Levantei-me cedo naquele dia e
como todos os dias fui direito à cozinha tomar um café. A radio já ligada, dava notícias
de trânsito e enquanto tomava o café olhava pela janela e via a chuva a cair
sobre os carros e sobre as pessoas que já circulavam àquela hora.
Lamentava, também como todos os dias,
não me ter deitado mais cedo e prometia a mim mesmo que naquela noite seria
diferente.
Depois de sorver lentamente o
café cujo aroma já impregnava a cozinha, e um pouco mais acordado, como todos os dias, via as notícias
no telemóvel enquanto me dirigia novamente para o quarto.
No quarto ainda a meia-luz, a
porta entreaberta da casa de banho deixava sair vapor do banho dela. Abri a
porta, como todos os dias espreitei, e do lado de lá do vidro fosco vi o seu corpo nu debaixo da água.
O mesmo corpo que todos os dias nos últimos 10 anos espreitei ao voltar da
cozinha. O mesmo corpo que naquela noite tinha partilhado comigo momentos de
Amor que ainda estavam presentes no cheiro que envolvia a cama.
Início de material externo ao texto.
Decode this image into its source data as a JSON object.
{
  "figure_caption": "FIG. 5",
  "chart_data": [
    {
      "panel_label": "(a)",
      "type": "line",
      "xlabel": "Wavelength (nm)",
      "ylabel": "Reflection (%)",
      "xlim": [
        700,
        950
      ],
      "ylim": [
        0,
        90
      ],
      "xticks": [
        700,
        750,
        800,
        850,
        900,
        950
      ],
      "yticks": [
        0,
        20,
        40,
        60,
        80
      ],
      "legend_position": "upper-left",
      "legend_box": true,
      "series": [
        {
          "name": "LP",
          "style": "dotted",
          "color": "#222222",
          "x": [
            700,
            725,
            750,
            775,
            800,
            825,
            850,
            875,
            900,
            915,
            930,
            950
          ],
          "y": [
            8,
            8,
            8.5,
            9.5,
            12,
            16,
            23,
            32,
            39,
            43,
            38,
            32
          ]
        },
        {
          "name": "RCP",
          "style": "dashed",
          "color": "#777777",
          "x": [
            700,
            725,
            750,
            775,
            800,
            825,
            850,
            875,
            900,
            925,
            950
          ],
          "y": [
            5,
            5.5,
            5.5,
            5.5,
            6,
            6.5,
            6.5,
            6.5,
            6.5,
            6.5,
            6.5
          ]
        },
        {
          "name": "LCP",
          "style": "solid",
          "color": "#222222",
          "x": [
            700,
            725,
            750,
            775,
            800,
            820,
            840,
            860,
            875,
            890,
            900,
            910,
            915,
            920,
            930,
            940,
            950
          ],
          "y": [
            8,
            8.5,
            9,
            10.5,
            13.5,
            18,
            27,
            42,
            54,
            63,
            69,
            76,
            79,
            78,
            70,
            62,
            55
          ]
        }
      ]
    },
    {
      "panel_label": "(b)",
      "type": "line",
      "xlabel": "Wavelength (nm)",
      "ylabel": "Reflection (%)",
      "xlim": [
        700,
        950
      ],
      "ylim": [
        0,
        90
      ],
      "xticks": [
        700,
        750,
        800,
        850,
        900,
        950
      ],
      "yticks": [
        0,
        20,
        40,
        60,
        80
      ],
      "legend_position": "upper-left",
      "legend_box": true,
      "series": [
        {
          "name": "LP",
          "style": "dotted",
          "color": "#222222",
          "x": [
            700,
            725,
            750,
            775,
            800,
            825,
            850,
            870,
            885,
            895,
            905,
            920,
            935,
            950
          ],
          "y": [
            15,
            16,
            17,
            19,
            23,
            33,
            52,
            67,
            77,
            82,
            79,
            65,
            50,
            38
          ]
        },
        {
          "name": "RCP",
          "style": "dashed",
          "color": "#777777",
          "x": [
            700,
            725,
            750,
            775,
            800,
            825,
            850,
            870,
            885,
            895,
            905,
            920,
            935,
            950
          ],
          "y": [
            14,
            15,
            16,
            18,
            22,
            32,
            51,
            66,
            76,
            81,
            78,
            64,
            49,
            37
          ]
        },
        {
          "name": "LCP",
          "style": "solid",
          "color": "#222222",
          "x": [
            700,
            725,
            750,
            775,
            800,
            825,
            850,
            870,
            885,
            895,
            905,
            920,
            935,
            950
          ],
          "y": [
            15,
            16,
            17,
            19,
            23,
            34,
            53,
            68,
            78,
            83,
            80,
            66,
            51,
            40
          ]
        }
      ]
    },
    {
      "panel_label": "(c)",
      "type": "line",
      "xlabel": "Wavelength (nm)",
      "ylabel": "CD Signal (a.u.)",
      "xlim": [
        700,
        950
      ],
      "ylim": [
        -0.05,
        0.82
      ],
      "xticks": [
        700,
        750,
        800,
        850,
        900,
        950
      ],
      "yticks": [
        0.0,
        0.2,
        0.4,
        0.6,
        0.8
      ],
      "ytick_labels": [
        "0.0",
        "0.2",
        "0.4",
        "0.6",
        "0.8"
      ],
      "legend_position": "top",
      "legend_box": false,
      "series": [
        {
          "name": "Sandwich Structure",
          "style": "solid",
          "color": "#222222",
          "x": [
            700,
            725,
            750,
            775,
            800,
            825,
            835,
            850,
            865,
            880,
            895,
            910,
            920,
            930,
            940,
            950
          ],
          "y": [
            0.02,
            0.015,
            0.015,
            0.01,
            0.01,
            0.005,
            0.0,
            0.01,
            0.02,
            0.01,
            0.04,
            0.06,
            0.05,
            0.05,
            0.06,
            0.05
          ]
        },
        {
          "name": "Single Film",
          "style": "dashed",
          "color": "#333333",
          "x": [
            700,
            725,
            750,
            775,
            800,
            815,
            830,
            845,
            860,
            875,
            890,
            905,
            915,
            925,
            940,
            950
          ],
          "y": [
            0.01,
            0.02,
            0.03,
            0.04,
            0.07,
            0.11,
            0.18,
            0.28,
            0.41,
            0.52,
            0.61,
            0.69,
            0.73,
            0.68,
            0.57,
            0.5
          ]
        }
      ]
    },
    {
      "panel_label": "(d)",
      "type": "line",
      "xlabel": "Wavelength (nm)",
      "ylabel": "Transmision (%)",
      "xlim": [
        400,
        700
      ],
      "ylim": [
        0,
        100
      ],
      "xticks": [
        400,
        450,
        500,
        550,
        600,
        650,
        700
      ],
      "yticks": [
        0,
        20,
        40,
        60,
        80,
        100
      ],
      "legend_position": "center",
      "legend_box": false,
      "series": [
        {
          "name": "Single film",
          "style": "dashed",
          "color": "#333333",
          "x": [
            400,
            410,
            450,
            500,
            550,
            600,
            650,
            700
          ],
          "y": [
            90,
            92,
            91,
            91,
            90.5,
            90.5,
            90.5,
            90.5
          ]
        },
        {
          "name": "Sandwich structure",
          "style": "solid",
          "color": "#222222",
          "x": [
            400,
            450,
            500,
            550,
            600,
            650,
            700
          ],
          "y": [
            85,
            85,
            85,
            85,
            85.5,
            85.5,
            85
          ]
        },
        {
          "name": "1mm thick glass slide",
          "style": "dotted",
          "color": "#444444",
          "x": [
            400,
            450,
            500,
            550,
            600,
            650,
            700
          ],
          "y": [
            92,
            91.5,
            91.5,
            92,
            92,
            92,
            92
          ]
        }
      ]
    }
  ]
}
Amava-a talvez de forma diferente
mas não menos forte do que fora o meu Amor por ela no início. Um amor que se
foi construindo com dias bons e dias maus, com desilusões e felicidade,mas que
fez o seu caminho com aprendizagens a cada dia.
Ela vestia-se e arranjava-se
enquanto eu tomava banho e talvez me espreitasse através do vidro fosco como eu
fazia todos os dias. O meu corpo já não era tão rígido como já fora e já não sentia o mesmo
orgulho em frente ao espelho mas ela fazia-me sentir um Adónis quando me tocava
e falava de mim, e isso fazia-me feliz. Por vezes precisamos de tão pouco …
Já vestida, arranjada e pronta
para sair, ela veio dar-me um beijo de despedida e não o fez sem me acariciar de
uma forma muito sexual como fazia todos os dias com um sorriso maroto antes de
ir trabalhar, ou quando chegava a casa, ou simplesmente quando lhe apetecia.
Era uma forma de dizer: “Quero-te!”. E eu retribuía ….todos os dias.
Naquele dia, ao contrario dos outros dias, eu estava atrasado e
ela saiu antes de mim e quando ela caminhava em direcção à porta eu olhei para
ela como se fosse a ultima vez e senti um arrepio que me incomodou.
Passados alguns minutos era a
minha vez de sair e já cá fora, ao lado do meu, vi a marca do carro dela ainda
meio seco e senti saudades.
Arranquei na direcção oposta à que
ela seguira minutos antes, liguei a musica e comecei a pensar no dia que ia ter
pela frente no trabalho.
Aquele dia foi quase como todos os dias …. l! E só esperava que o dia seguinte fosse outro dia em que eu iria espreitar através do vidro fosco do chuveiro como todos os dias.